Acclaims
Avan Yu with WSO – a true virtuoso!

The concert given by the WSO at Chatswood Concourse had a large audience attracted by a very popular and well thought out program. Star of the show was Avan Yu. Now resident in Berlin, the Canadian Avan won the coveted first prize in the 2012 Sydney Piano Competition as well as his native country’s Chopin Competition and has toured extensively world-wide. Among his recordings, he has won awards with Liszt’s transcriptions of Schubert song cycles.
Not only did Avan conduct two concertos from the piano, giving descriptions of works to come, he also conducted the first item, Mendelssohn’s The Hebrides, Fingal’s Cave. I have recently described my addiction to this piece, and one detects different inflexions and orchestration wonders at each hearing. As Neil McEwan informed us in his excellent pre-concert talk, even no less a critic than Wagner praised it as painting a picture of Staffa better than that of the famous oil by JMW Turner (although the same critic went on to pan Mendelssohn mercilessly in order to further his own career).
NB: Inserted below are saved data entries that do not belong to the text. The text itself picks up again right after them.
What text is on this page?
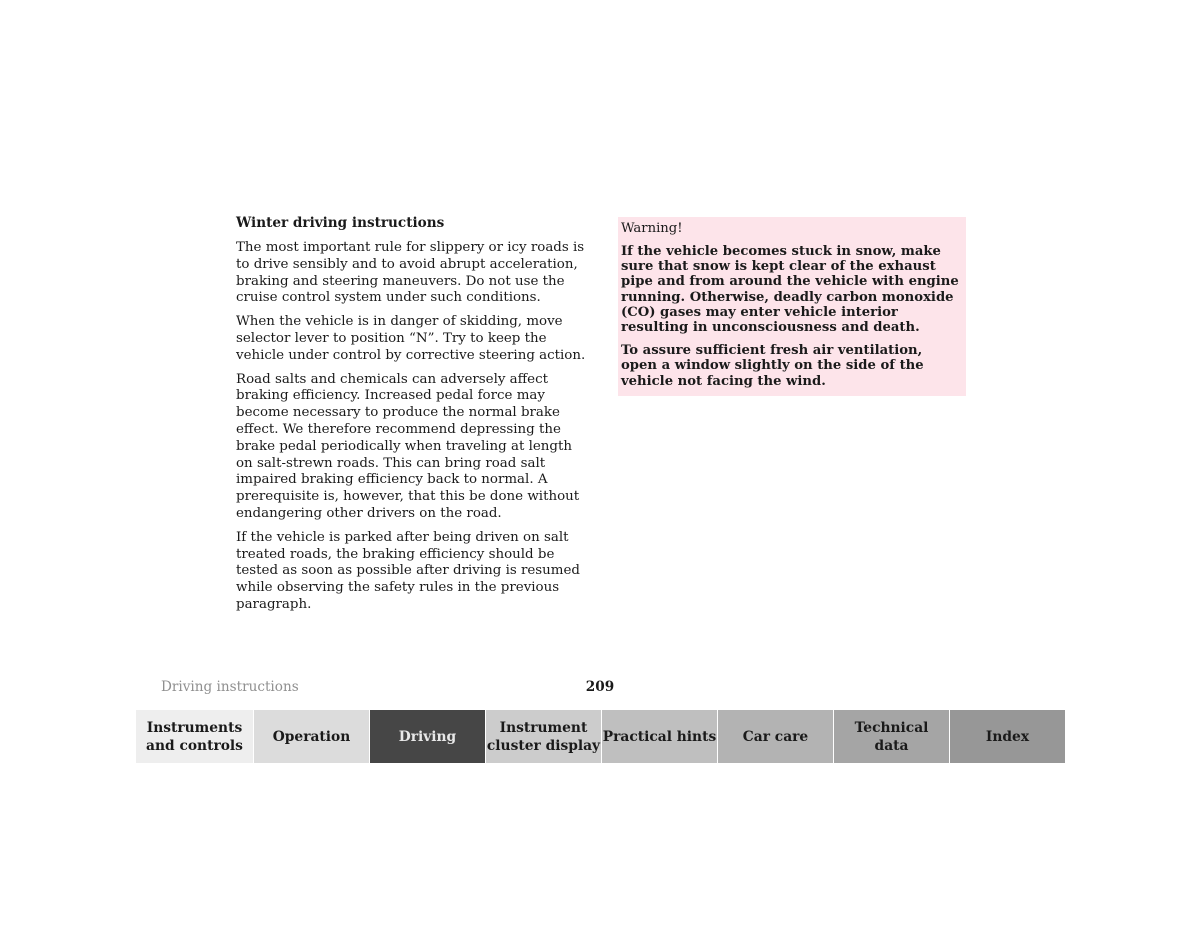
Winter driving instructions

The most important rule for slippery or icy roads is to drive sensibly and to avoid abrupt acceleration, braking and steering maneuvers. Do not use the cruise control system under such conditions.

When the vehicle is in danger of skidding, move selector lever to position “N”. Try to keep the vehicle under control by corrective steering action.

Road salts and chemicals can adversely affect braking efficiency. Increased pedal force may become necessary to produce the normal brake effect. We therefore recommend depressing the brake pedal periodically when traveling at length on salt-strewn roads. This can bring road salt impaired braking efficiency back to normal. A prerequisite is, however, that this be done without endangering other drivers on the road.

If the vehicle is parked after being driven on salt treated roads, the braking efficiency should be tested as soon as possible after driving is resumed while observing the safety rules in the previous paragraph.

Warning!

If the vehicle becomes stuck in snow, make sure that snow is kept clear of the exhaust pipe and from around the vehicle with engine running. Otherwise, deadly carbon monoxide (CO) gases may enter vehicle interior resulting in unconsciousness and death.

To assure sufficient fresh air ventilation, open a window slightly on the side of the vehicle not facing the wind.

Driving instructions	209
Instruments
and controls
Operation	Driving
Instrument
cluster display
Practical hints Car care
Technical
data
Index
The vicissitudes of the voyage, the storms, the isolation of the rock, the calmer return journey are all portrayed vividly – amazing considering that Felix was actually sea sick!


This was a great curtain raiser for Mozart’s Concerto in D minor, the first of only two he wrote in a minor key although, as Neil emphasised, he wanders frequently into the major and the work finishes triumphantly and optimistically. One wonders at how the pianist can play and conduct but Avan achieved it effortlessly while emphasising the drama and pathos of the music. He played the usual Beethoven cadenza in the first movement but played his own in the third – this was brilliant and entirely in keeping with the music (which is not always the case).
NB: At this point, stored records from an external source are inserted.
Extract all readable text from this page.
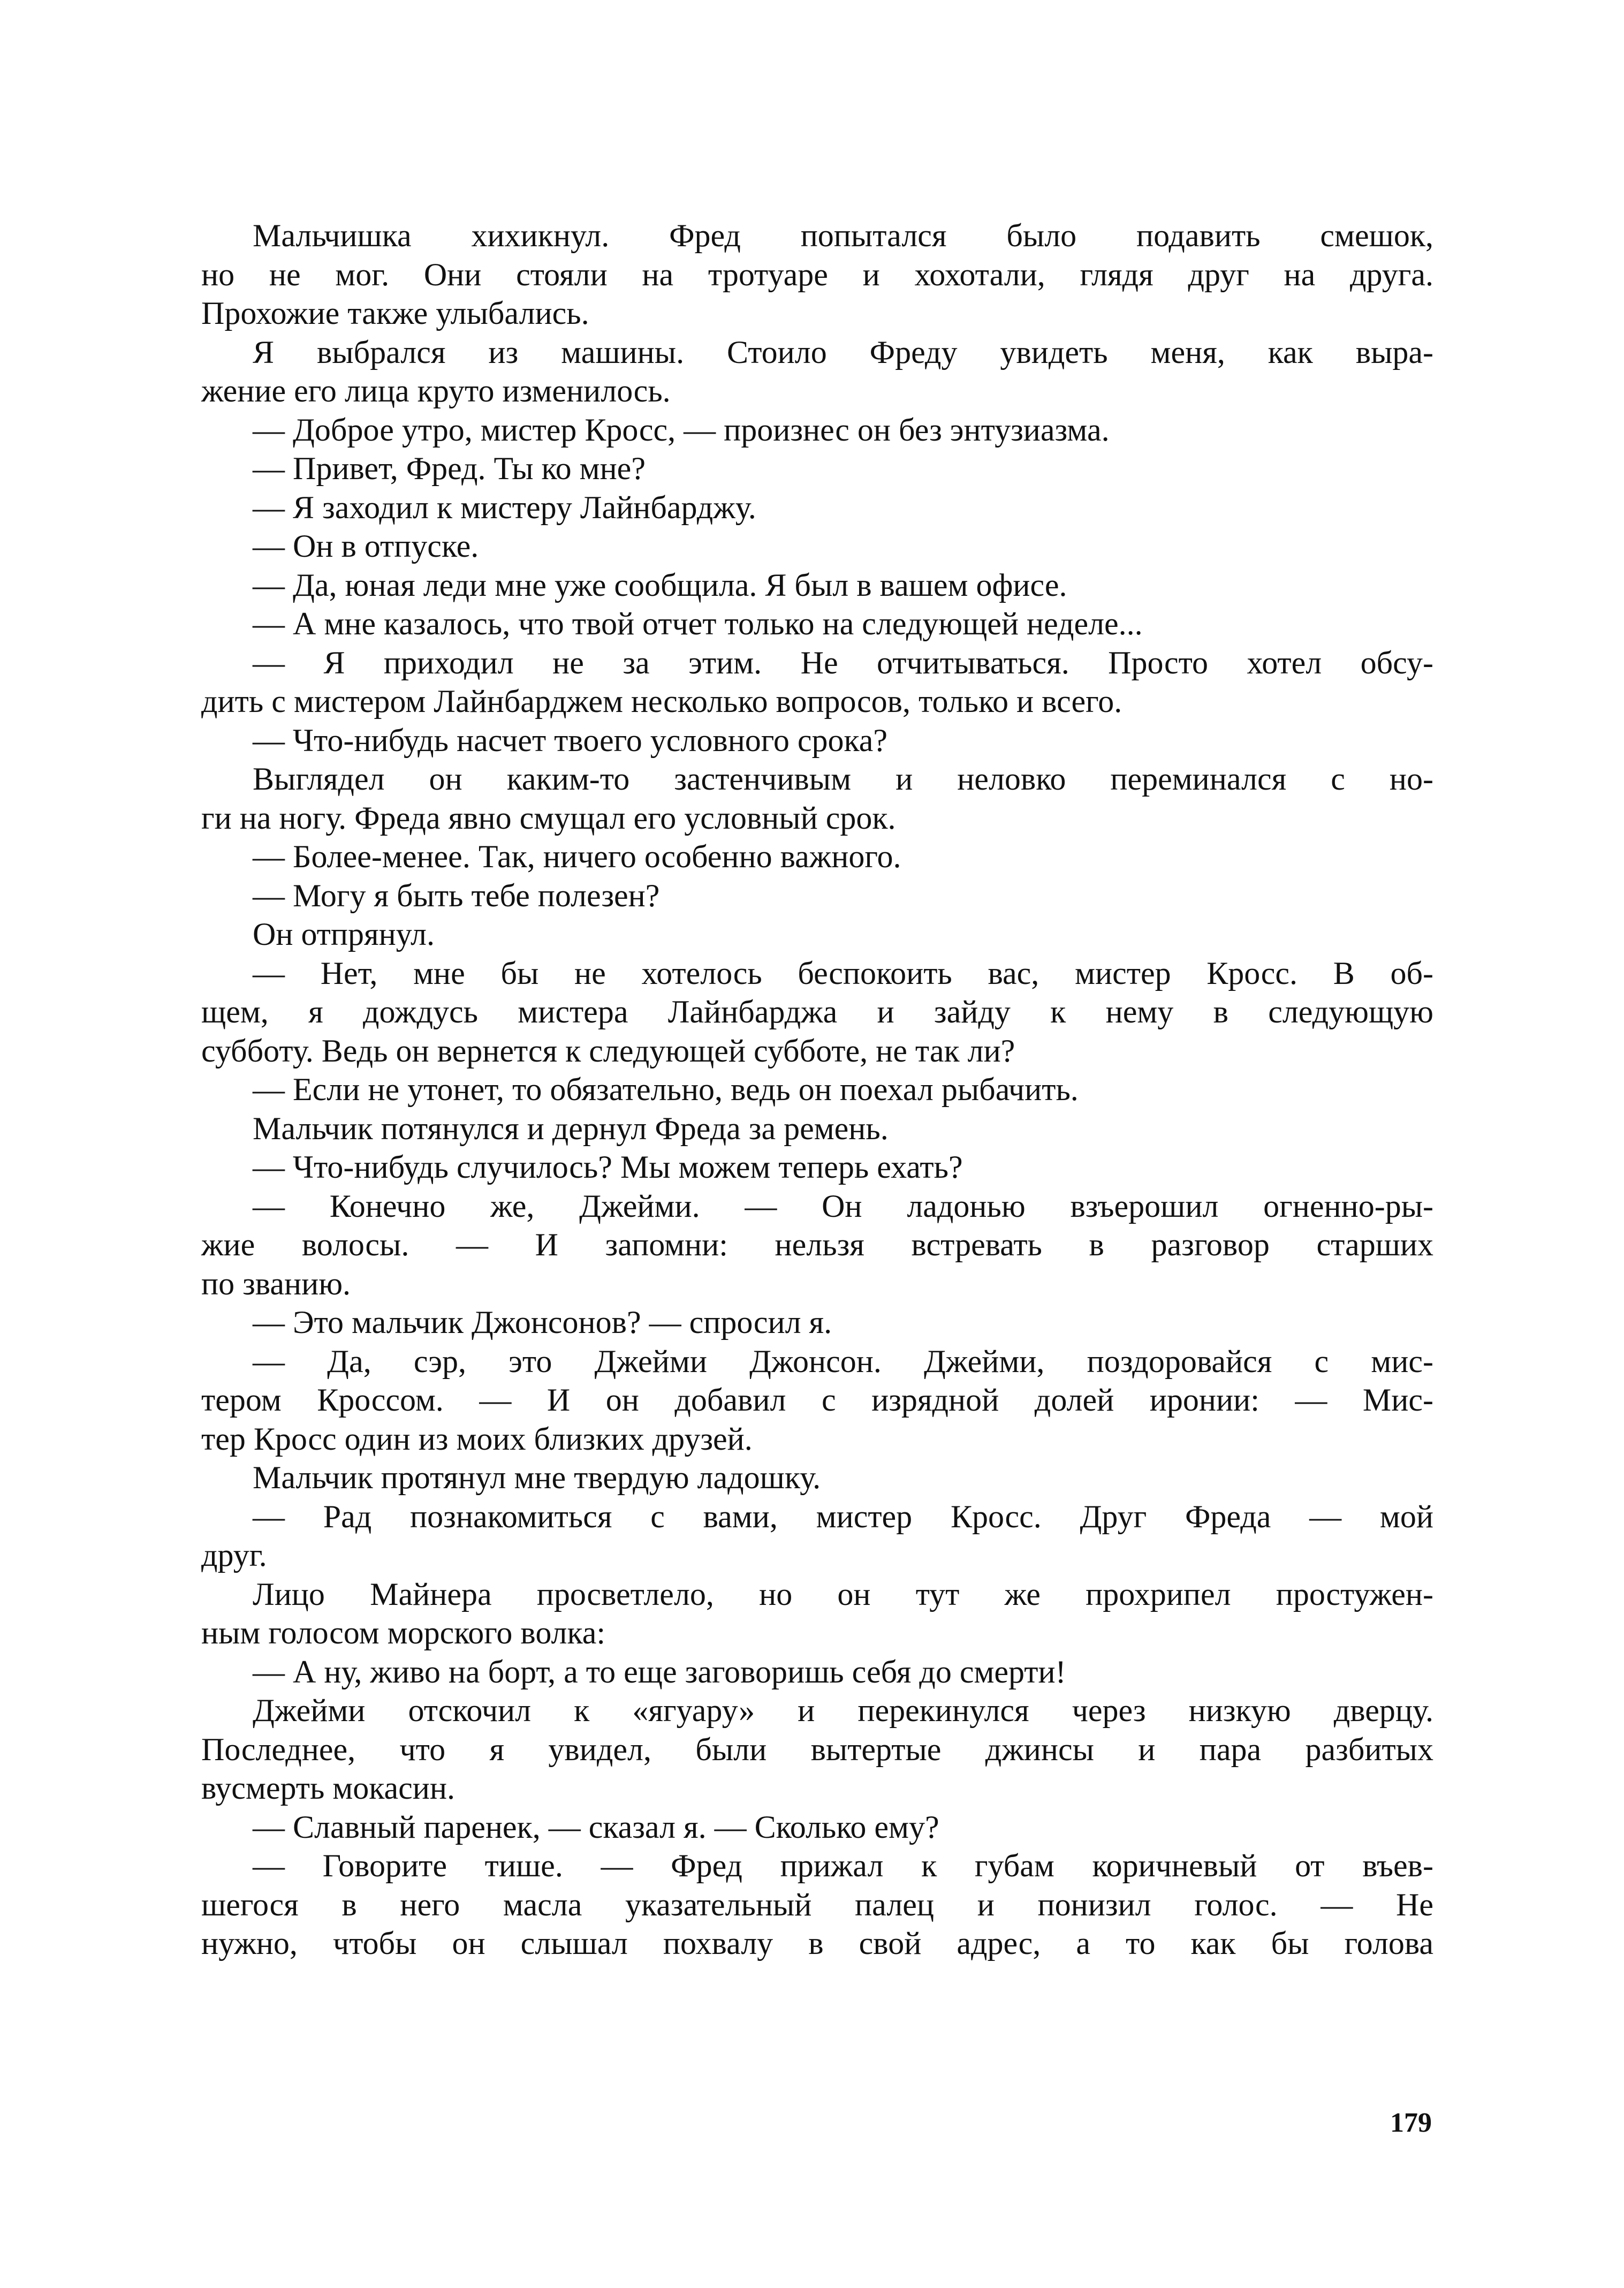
Мальчишка хихикнул. Фред попытался было подавить смешок,
но не мог. Они стояли на тротуаре и хохотали, глядя друг на друга.
Прохожие также улыбались.
Я выбрался из машины. Стоило Фреду увидеть меня, как выра-
жение его лица круто изменилось.
— Доброе утро, мистер Кросс, — произнес он без энтузиазма.
— Привет, Фред. Ты ко мне?
— Я заходил к мистеру Лайнбарджу.
— Он в отпуске.
— Да, юная леди мне уже сообщила. Я был в вашем офисе.
— А мне казалось, что твой отчет только на следующей неделе...
— Я приходил не за этим. Не отчитываться. Просто хотел обсу-
дить с мистером Лайнбарджем несколько вопросов, только и всего.
— Что-нибудь насчет твоего условного срока?
Выглядел он каким-то застенчивым и неловко переминался с но-
ги на ногу. Фреда явно смущал его условный срок.
— Более-менее. Так, ничего особенно важного.
— Могу я быть тебе полезен?
Он отпрянул.
— Нет, мне бы не хотелось беспокоить вас, мистер Кросс. В об-
щем, я дождусь мистера Лайнбарджа и зайду к нему в следующую
субботу. Ведь он вернется к следующей субботе, не так ли?
— Если не утонет, то обязательно, ведь он поехал рыбачить.
Мальчик потянулся и дернул Фреда за ремень.
— Что-нибудь случилось? Мы можем теперь ехать?
— Конечно же, Джейми. — Он ладонью взъерошил огненно-ры-
жие волосы. — И запомни: нельзя встревать в разговор старших
по званию.
— Это мальчик Джонсонов? — спросил я.
— Да, сэр, это Джейми Джонсон. Джейми, поздоровайся с мис-
тером Кроссом. — И он добавил с изрядной долей иронии: — Мис-
тер Кросс один из моих близких друзей.
Мальчик протянул мне твердую ладошку.
— Рад познакомиться с вами, мистер Кросс. Друг Фреда — мой
друг.
Лицо Майнера просветлело, но он тут же прохрипел простужен-
ным голосом морского волка:
— А ну, живо на борт, а то еще заговоришь себя до смерти!
Джейми отскочил к «ягуару» и перекинулся через низкую дверцу.
Последнее, что я увидел, были вытертые джинсы и пара разбитых
вусмерть мокасин.
— Славный паренек, — сказал я. — Сколько ему?
— Говорите тише. — Фред прижал к губам коричневый от въев-
шегося в него масла указательный палец и понизил голос. — Не
нужно, чтобы он слышал похвалу в свой адрес, а то как бы голова
179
Beethoven also wrote the cadenzas for his own Piano Concerto in C, labelled the ‘first’ but actually (as with Chopin) written after the ‘second’. I thought Avan was at his best here, frequently having to juggle his sitting piano position with his hand-waving. He really brought out the relaxed reverie of the slow movement. The orchestra was always with him, the woodwinds playing accurately and Chiron Mellor on the drums having a workout in all three works.


We even had the bonus of an encore – the adagio from Beethoven’s Pathetique Sonata – was this tune Elgar’s ‘Enigma’? Even the soloist won’t be able to tell us!